Plutarch stellt die stoische Definition der Tugend als Habitus des Intellekts dar
a) Auch Zenon [...] von Kition definiert die Klugheit als Gerechtigkeit beim Verteilen,
als Maßhalten beim Wählen, als Tapferkeit beim Ertragen. Zur Verteidigung
behaupten die Stoiker, hierbei werde das Wissen von Zenon Klugheit genannt.
[...] Diese alle aber nehmen gemeinsam an und glauben, dass die Tugend eine
bestimmte Disposition des Hegemonikon der Seele sei und eine Fähigkeit, die
durch die Vernunft entstanden ist, ja die vielmehr Vernunft ist, die
übereinstimmend, fest und unveränderlich besteht.

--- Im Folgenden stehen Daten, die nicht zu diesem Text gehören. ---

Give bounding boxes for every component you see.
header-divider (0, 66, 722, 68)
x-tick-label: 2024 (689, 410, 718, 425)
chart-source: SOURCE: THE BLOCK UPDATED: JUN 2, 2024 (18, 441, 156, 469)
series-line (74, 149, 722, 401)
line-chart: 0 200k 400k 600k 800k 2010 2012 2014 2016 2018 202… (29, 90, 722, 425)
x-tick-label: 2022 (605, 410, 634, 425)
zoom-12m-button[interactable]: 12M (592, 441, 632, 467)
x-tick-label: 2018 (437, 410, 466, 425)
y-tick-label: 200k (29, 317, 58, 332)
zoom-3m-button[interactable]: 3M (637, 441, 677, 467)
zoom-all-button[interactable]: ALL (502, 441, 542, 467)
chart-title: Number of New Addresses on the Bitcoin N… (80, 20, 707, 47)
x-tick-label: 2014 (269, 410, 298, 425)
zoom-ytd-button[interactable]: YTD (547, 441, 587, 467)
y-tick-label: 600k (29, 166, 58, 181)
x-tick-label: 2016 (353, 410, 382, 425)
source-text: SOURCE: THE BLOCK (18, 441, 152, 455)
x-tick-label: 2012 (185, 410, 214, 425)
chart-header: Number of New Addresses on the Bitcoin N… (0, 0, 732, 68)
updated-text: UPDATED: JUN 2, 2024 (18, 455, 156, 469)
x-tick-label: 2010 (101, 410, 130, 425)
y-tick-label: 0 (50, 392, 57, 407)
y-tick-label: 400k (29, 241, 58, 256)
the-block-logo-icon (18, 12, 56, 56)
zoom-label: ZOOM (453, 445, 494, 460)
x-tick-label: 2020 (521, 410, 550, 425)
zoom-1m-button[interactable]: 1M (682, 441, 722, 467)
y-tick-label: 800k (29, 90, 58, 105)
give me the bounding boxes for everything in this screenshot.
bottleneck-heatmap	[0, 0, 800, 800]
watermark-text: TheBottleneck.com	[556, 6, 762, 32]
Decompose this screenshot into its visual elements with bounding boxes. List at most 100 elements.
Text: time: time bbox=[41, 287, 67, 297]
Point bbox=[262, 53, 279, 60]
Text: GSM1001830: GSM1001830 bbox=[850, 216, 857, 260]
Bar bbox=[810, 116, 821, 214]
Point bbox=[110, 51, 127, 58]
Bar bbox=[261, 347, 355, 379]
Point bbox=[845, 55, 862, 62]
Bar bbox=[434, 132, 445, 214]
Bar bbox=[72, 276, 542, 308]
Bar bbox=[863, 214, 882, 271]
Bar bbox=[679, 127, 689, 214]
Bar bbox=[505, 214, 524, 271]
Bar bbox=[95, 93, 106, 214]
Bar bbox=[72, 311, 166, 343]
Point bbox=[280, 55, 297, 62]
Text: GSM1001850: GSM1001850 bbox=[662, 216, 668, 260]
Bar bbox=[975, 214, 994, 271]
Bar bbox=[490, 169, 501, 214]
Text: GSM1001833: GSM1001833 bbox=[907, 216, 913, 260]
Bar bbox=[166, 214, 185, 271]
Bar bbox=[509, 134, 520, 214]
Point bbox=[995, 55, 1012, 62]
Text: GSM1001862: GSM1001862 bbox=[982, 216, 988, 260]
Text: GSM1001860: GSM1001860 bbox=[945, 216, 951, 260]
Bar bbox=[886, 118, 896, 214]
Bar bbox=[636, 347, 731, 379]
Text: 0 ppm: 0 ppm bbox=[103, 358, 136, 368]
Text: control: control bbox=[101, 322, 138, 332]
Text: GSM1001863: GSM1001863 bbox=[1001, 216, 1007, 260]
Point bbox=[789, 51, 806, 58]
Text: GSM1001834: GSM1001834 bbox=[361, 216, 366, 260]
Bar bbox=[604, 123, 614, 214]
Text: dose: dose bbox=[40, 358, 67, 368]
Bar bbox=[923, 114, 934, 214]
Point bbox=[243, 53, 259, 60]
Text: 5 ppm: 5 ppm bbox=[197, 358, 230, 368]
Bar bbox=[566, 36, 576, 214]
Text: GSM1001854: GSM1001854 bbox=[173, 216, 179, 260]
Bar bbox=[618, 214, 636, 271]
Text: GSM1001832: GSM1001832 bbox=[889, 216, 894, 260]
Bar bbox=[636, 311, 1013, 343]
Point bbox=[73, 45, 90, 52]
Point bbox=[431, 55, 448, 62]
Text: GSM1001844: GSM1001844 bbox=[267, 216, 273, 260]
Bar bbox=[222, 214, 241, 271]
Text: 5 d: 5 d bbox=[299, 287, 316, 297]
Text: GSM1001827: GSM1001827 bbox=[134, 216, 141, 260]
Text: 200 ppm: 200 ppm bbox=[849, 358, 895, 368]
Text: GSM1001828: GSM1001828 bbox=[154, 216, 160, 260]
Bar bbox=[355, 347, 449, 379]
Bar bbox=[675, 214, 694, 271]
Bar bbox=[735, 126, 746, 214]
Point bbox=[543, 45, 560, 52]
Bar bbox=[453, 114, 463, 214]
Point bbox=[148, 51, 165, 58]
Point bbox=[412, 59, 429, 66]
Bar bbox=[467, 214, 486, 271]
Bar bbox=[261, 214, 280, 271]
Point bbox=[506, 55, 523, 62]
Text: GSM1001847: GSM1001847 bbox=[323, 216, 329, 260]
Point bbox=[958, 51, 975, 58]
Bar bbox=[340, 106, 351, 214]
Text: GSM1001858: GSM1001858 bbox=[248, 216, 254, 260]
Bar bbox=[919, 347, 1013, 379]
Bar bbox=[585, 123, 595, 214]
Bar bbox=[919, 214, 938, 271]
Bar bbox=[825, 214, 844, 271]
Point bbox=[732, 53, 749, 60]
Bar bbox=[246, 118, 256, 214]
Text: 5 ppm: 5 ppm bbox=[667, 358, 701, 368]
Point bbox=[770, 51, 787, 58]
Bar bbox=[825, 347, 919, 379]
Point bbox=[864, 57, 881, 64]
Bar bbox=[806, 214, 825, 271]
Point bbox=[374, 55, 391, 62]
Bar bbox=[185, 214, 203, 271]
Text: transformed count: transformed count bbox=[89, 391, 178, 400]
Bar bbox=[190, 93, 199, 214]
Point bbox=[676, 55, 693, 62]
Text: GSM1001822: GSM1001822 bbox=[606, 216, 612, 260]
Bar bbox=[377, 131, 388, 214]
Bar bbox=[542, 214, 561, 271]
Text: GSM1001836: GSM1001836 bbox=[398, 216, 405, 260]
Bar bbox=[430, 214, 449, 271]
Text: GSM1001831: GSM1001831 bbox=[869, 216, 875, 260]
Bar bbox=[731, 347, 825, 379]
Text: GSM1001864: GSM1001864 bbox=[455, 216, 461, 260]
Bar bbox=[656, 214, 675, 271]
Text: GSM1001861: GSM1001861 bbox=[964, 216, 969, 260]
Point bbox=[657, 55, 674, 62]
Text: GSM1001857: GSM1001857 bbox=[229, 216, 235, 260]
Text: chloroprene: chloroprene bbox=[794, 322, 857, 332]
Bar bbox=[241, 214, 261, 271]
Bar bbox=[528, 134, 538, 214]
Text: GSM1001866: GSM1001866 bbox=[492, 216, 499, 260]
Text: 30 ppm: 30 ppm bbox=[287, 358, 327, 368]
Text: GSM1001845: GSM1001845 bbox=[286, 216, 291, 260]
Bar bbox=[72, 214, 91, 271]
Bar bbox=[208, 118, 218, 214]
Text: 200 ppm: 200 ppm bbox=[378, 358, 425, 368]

b) Denn das zu Emotionen neigende und nicht Rationale sei durch keinen Unterschied
und keine Natur vom rationalen unterschieden, sondern es handle sich um
denselben Seelenteil, den sie ja Verstand beziehungsweise Hegemonikon
nennen. Er wandle und verändere sich ganz in den Emotionen und den
Veränderungen im Habitus oder in der Disposition und werde Schlechtigkeit
oder Tugend. Er habe nichts nicht Rationales in sich, sondern werde [nur] nicht
rational genannt, solange er durch das stark und herrschend gewordene
Hinzutreten eines Impulses entgegen der wählenden Vernunft zu etwas
Sinnlosem hingetragen werde.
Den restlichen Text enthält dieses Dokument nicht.